'Nobody Wants To End Up On the Front Page Of the Washington Post'
And now comes Virginia's turn....The transfer petition should be filed in the county where the recipient of the payments lives
Some of the called-for reforms for more oversight over transfers of payment rights of futures structured settlement payments to a third party include the following:
The payee - or seller of structured settlement payments - should personally appear in court at the mandatory hearing to approve the sale
Previous sales of structured payments by the same recipient should be disclosed in the application to the court
These reforms are not yet required in a number of States, while in others, such as Illinois, legislative reforms have recently been introduced. One such widely reported case is the State of Maryland where changes to the structured settlement transfer laws have been made following Washington Post reports about bad practices by structured settlement buying companies who have been manipulating cognitively impaired victims of led-paint poisoning in Baltimore, Maryland to sell their lawsuit payments in exchange for cash upfront at a discount.
Yesterday, the newspaper made news again about inappropriate structured settlement buy-out practices involving a payee who is reportedly cognitively impaired and has been manipulated into selling settlement money in the future value of $11 million dollars for a lump sum of only a small fraction of its present value.
Because of the time value of money, a dollar today is more worth than a dollar in the future. For this reason, when someone sells future payments in exchange for current money, they'll get less, because the smaller sum now is the equivalent of a much larger sum in years from now. Add to this the expenses involved in the sales process and the need of the payments buyer to make money on the sale, and the settlement recipient will end up getting a substantially smaller amount than the sum of future periodic payments.
In certain instances, such a transaction would make sense to the seller who is in need of current money for coverage of pressing expenses, given that a structured settlement, once established is illiquid; it can't be changed and can't be redeemed before maturity, so funds of the lawsuit settlement are inaccessible unless sold and exchanged for immediate money at a discount.
Still, in other cases, it would not make sense; thus, when not in the best interest of the seller. Unfortunately, companies are engaging in bad practices exploiting the poor, the needy, cognitively impaired and uneducated, persuading them to sell their future money that is locked into periodic payments for their protection, in exchange for a negligible amount of cash now.
These irresponsible companies are doing great damage both to the payees as well as to the whole industry. Ultimately, they are hurting themselves in addition to the market in general.
In a series of reports over recent weeks, the Washington Post has called attention to a number of such companies and transactions leading to calls for more control over the secondary structured settlement market by lawmakers and to new legislative reforms in the structured settlement sales business in the state of Maryland.
Lawyer and delegate-elect Stephen E. Heretick (D), in responding to the Washington Post report of the Virginia case, defended the structured settlement factoring business, saying that the Virginia case is an exception.
Heretick, who himself worked for a number of settlement payment buyout firms and who has handled "thousands of purchase agreements," according to the Washington Post, added that they have done "nothing wrong," and that he simply followed the written law.
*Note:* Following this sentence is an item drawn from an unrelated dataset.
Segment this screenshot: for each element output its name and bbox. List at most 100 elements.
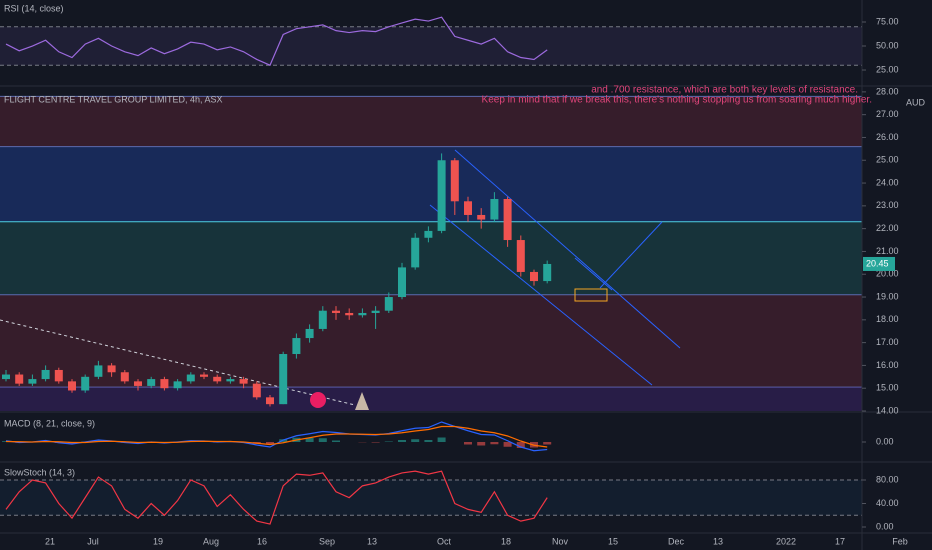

Purchasing lawsuit settlement payments can "help people safe their homes or pay for medical care," Heretick said according to the newspaper.
In spite of this, Heretick expressed his plans to support more transparency in the structured settlement selling process, adding that nobody wants to end up on the front page of the a.m. newspaper.
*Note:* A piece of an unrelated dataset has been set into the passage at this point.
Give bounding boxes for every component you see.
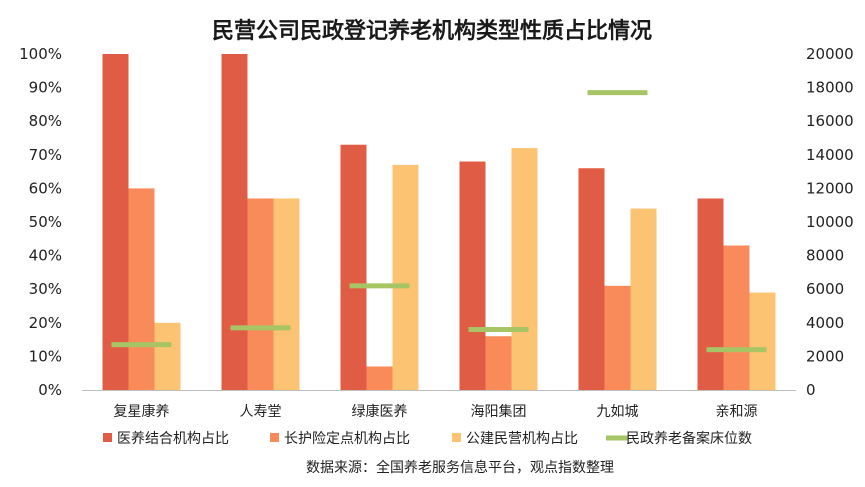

In an upcoming bill that was filed past Nov. 30 by Del. Terry G. Kilgore (R-Scott), to keep under control the industry of buying out structured settlement payments for a lump sum, Heretick would probably abstain from voting, according to the Post.
The bill would require for the court hearing in settlement transfer petitions to be held in the jurisdiction where the seller is domicile. In addition, the payee and payments-recipient would need to show up personally in court.
Kilgore's bill is another step in the direction of regulating the structured settlement secondary market. It may be expected that similar legislative bills for settlement purchasing reforms will be filed in more states as well.